If you want to go for the blue ribbon in gentrification, you need culture.
Culture is like spitting gasoline into the Mad Max supercharger of your city engine: It accelerates everything. When your city has genuine, historic culture, everybody in the city can contribute to it, which means a natural level of investment a city can capitalize on. Try imagining New Orleans without Mardi Gras or Memphis without Beale Street. Everybody in the city is participating (for one reason or another), from the mayor to the busker on the corner. When culture is part of the pie, everyone is invested in the city’s success.
Critics of gentrification often use the destruction of existing culture as a popular defense. That may be the most ironic twist on the whole menu: Gentrification brings its own culture, it’s just a culture that can be controlled.

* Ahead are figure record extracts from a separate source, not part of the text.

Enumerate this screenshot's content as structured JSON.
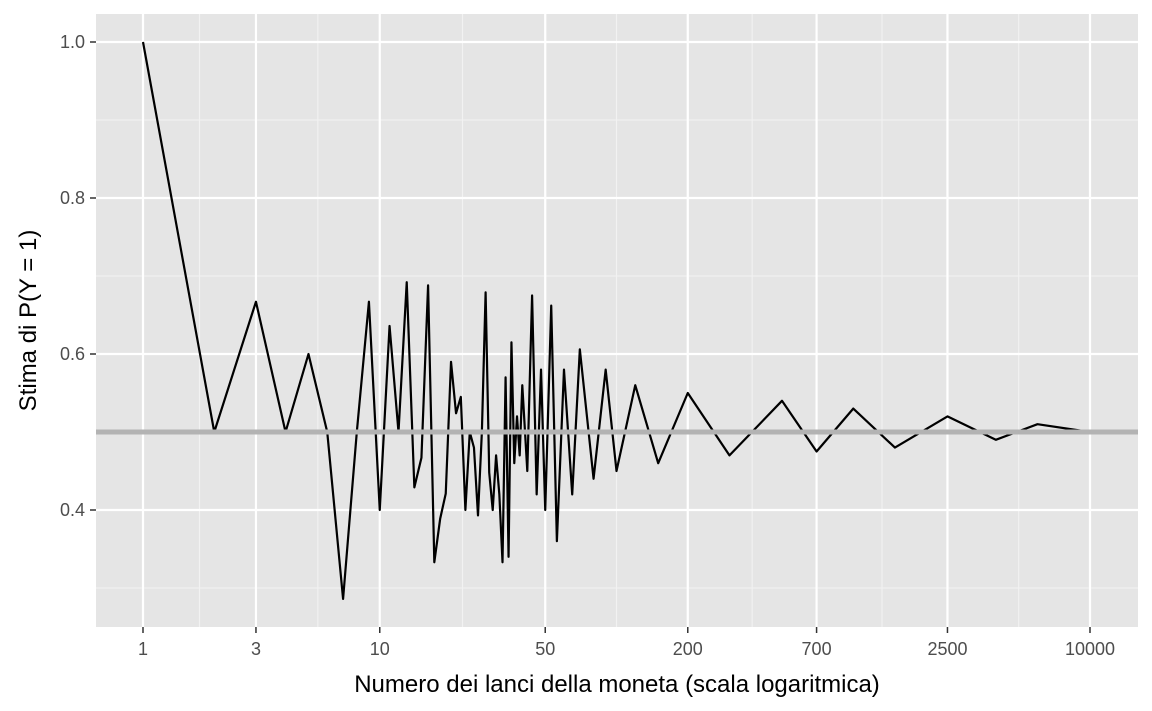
{
  "chart_data": {
    "type": "line",
    "title": "",
    "xlabel": "Numero dei lanci della moneta (scala logaritmica)",
    "ylabel": "Stima di P(Y = 1)",
    "x_scale": "log10",
    "xlim": [
      1,
      10000
    ],
    "ylim": [
      0.285,
      1.0
    ],
    "x_ticks": [
      1,
      3,
      10,
      50,
      200,
      700,
      2500,
      10000
    ],
    "x_tick_labels": [
      "1",
      "3",
      "10",
      "50",
      "200",
      "700",
      "2500",
      "10000"
    ],
    "y_ticks": [
      0.4,
      0.6,
      0.8,
      1.0
    ],
    "y_tick_labels": [
      "0.4",
      "0.6",
      "0.8",
      "1.0"
    ],
    "grid": true,
    "reference_line": {
      "y": 0.5,
      "color": "#b3b3b3"
    },
    "series": [
      {
        "color": "#000000",
        "x": [
          1,
          2,
          3,
          4,
          5,
          6,
          7,
          8,
          9,
          10,
          11,
          12,
          13,
          14,
          15,
          16,
          17,
          18,
          19,
          20,
          21,
          22,
          23,
          24,
          25,
          26,
          27,
          28,
          29,
          30,
          31,
          32,
          33,
          34,
          35,
          36,
          37,
          38,
          39,
          40,
          42,
          44,
          46,
          48,
          50,
          53,
          56,
          60,
          65,
          70,
          80,
          90,
          100,
          120,
          150,
          200,
          300,
          500,
          700,
          1000,
          1500,
          2500,
          4000,
          6000,
          10000
        ],
        "values": [
          1.0,
          0.5,
          0.667,
          0.5,
          0.6,
          0.5,
          0.286,
          0.5,
          0.667,
          0.4,
          0.636,
          0.5,
          0.692,
          0.429,
          0.467,
          0.688,
          0.333,
          0.389,
          0.421,
          0.59,
          0.524,
          0.545,
          0.4,
          0.5,
          0.48,
          0.393,
          0.5,
          0.679,
          0.448,
          0.4,
          0.47,
          0.42,
          0.333,
          0.57,
          0.34,
          0.615,
          0.46,
          0.52,
          0.47,
          0.56,
          0.45,
          0.675,
          0.42,
          0.58,
          0.4,
          0.662,
          0.36,
          0.58,
          0.42,
          0.606,
          0.44,
          0.58,
          0.45,
          0.56,
          0.46,
          0.55,
          0.47,
          0.54,
          0.475,
          0.53,
          0.48,
          0.52,
          0.49,
          0.51,
          0.5
        ]
      }
    ]
  }
}
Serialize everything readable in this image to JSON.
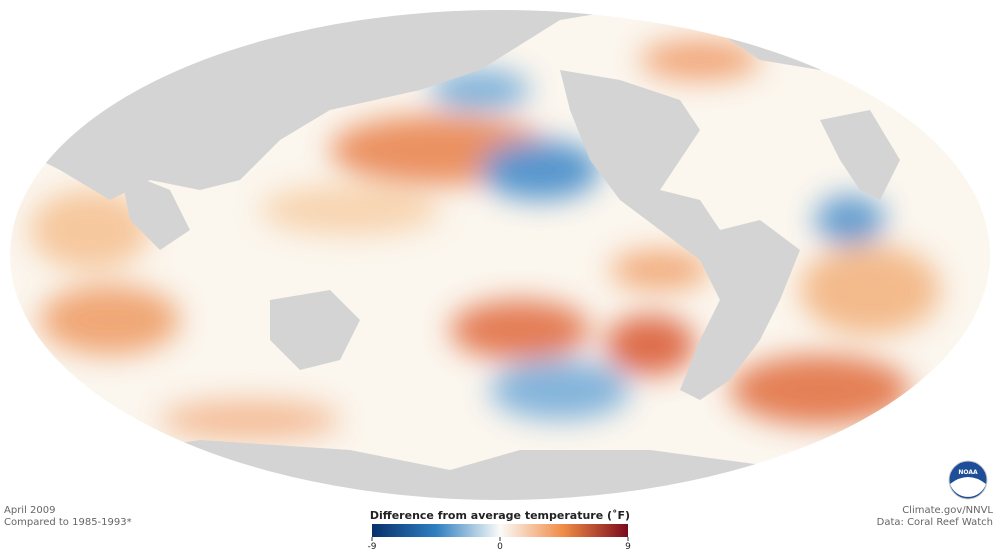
{
  "map": {
    "date": "April 2009",
    "baseline": "Compared to 1985-1993*",
    "credit": "Climate.gov/NNVL",
    "source": "Data: Coral Reef Watch",
    "logo": "NOAA",
    "colorbar": {
      "title": "Difference from average temperature (˚F)",
      "range": [
        -9,
        9
      ],
      "ticks": [
        -9,
        0,
        9
      ]
    }
  }
}
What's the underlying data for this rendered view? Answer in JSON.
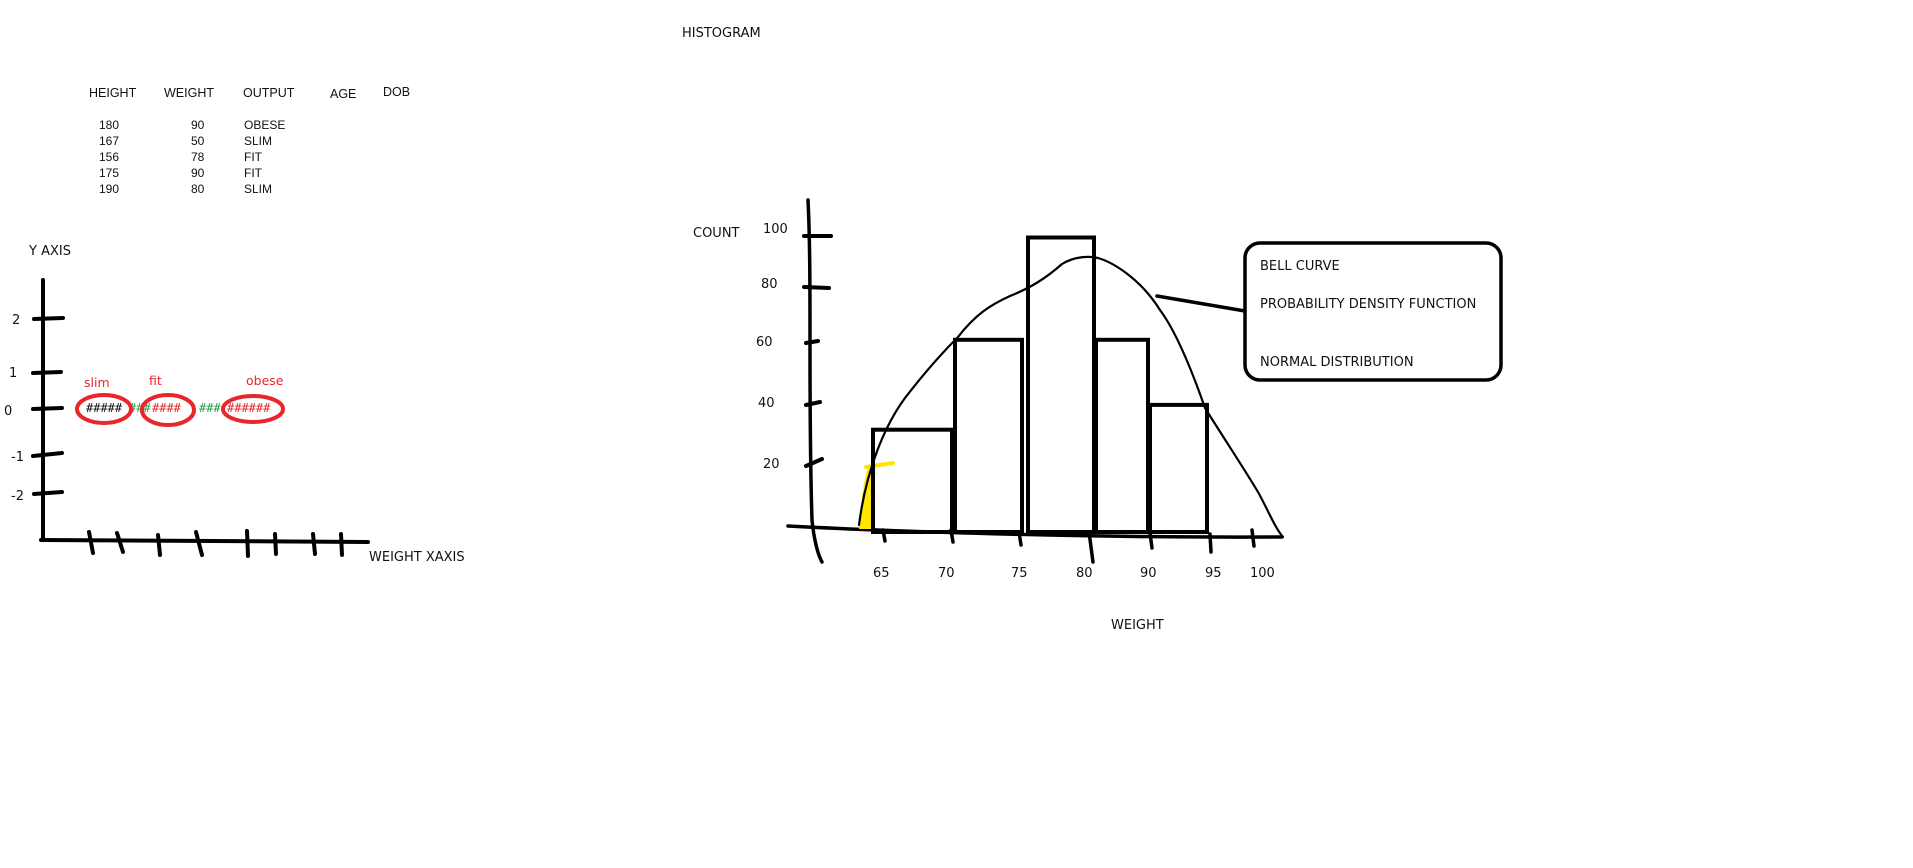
{
  "histogram_title": "HISTOGRAM",
  "table": {
    "headers": [
      "HEIGHT",
      "WEIGHT",
      "OUTPUT",
      "AGE",
      "DOB"
    ],
    "rows": [
      {
        "height": "180",
        "weight": "90",
        "output": "OBESE"
      },
      {
        "height": "167",
        "weight": "50",
        "output": "SLIM"
      },
      {
        "height": "156",
        "weight": "78",
        "output": "FIT"
      },
      {
        "height": "175",
        "weight": "90",
        "output": "FIT"
      },
      {
        "height": "190",
        "weight": "80",
        "output": "SLIM"
      }
    ]
  },
  "left_plot": {
    "y_axis_label": "Y AXIS",
    "x_axis_label": "WEIGHT XAXIS",
    "y_ticks": [
      "2",
      "1",
      "0",
      "-1",
      "-2"
    ],
    "clusters": [
      {
        "label": "slim",
        "text": "#####"
      },
      {
        "label": "fit",
        "text": "####"
      },
      {
        "label": "obese",
        "text": "######"
      }
    ],
    "connectors": [
      "###",
      "###"
    ],
    "colors": {
      "cluster": "#e8262b",
      "connector": "#22a04b",
      "ink": "#000000"
    }
  },
  "histogram": {
    "y_label": "COUNT",
    "x_label": "WEIGHT",
    "y_ticks": [
      "100",
      "80",
      "60",
      "40",
      "20"
    ],
    "x_ticks": [
      "65",
      "70",
      "75",
      "80",
      "90",
      "95",
      "100"
    ],
    "bar_counts": [
      33,
      62,
      95,
      62,
      41
    ],
    "highlight_color": "#ffe600"
  },
  "callout": {
    "lines": [
      "BELL CURVE",
      "PROBABILITY DENSITY FUNCTION",
      "NORMAL DISTRIBUTION"
    ]
  }
}
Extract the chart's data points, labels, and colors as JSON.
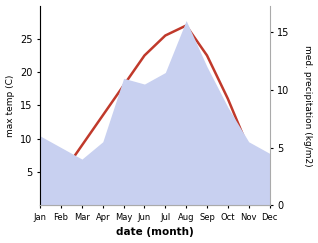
{
  "months": [
    "Jan",
    "Feb",
    "Mar",
    "Apr",
    "May",
    "Jun",
    "Jul",
    "Aug",
    "Sep",
    "Oct",
    "Nov",
    "Dec"
  ],
  "month_positions": [
    1,
    2,
    3,
    4,
    5,
    6,
    7,
    8,
    9,
    10,
    11,
    12
  ],
  "temp_max": [
    3.0,
    4.5,
    9.0,
    13.5,
    18.0,
    22.5,
    25.5,
    27.0,
    22.5,
    16.0,
    8.5,
    3.5
  ],
  "precip": [
    6.0,
    5.0,
    4.0,
    5.5,
    11.0,
    10.5,
    11.5,
    16.0,
    12.0,
    8.5,
    5.5,
    4.5
  ],
  "temp_color": "#c0392b",
  "precip_color_fill": "#c8d0f0",
  "temp_ylim": [
    0,
    30
  ],
  "precip_ylim": [
    0,
    17.3
  ],
  "temp_yticks": [
    5,
    10,
    15,
    20,
    25
  ],
  "precip_yticks": [
    0,
    5,
    10,
    15
  ],
  "ylabel_temp": "max temp (C)",
  "ylabel_precip": "med. precipitation (kg/m2)",
  "xlabel": "date (month)",
  "background_color": "#ffffff"
}
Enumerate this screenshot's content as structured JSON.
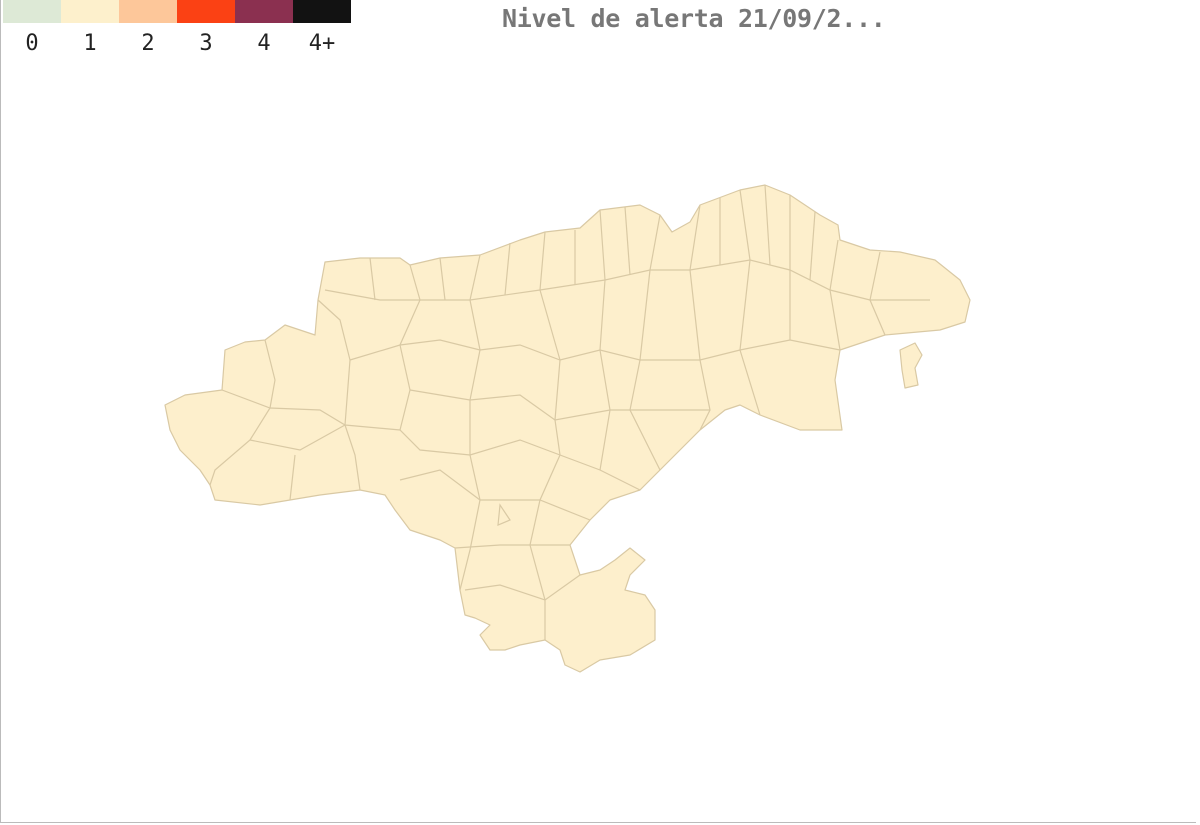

But it’s not just the destruction of existing culture we should be concerned about. We must also consider how paving over culture makes it impossible for new culture to flourish. I don’t care if you are the most capitalistic grinder on the block, here’s some math you should keep on a front burner: It costs more to import culture than it does to just make space for what culture there already is. If you make culture the crust of your pie rather than the sugar dusting on top, everybody wins.
Digestif:
Let us stop talking about gentrification like it’s a good thing in disguise. Let’s stop talking about it like it’s about sidewalks. Let’s stop talking about gentrification like it’s random, and that city officials don’t have a hand in it. Let’s stop talking about gentrification like it’s about nice things versus unruly house parties. Let’s stop talking about gentrification like it doesn’t take lives and swallow culture whole. Let’s stop talking about it like it’s new, like it isn’t destroying something just because what comes after is delicious or pretty. Let us not dress it up as a good thing with a bad rap and always see gentrification for the insatiable and gaping maw it is.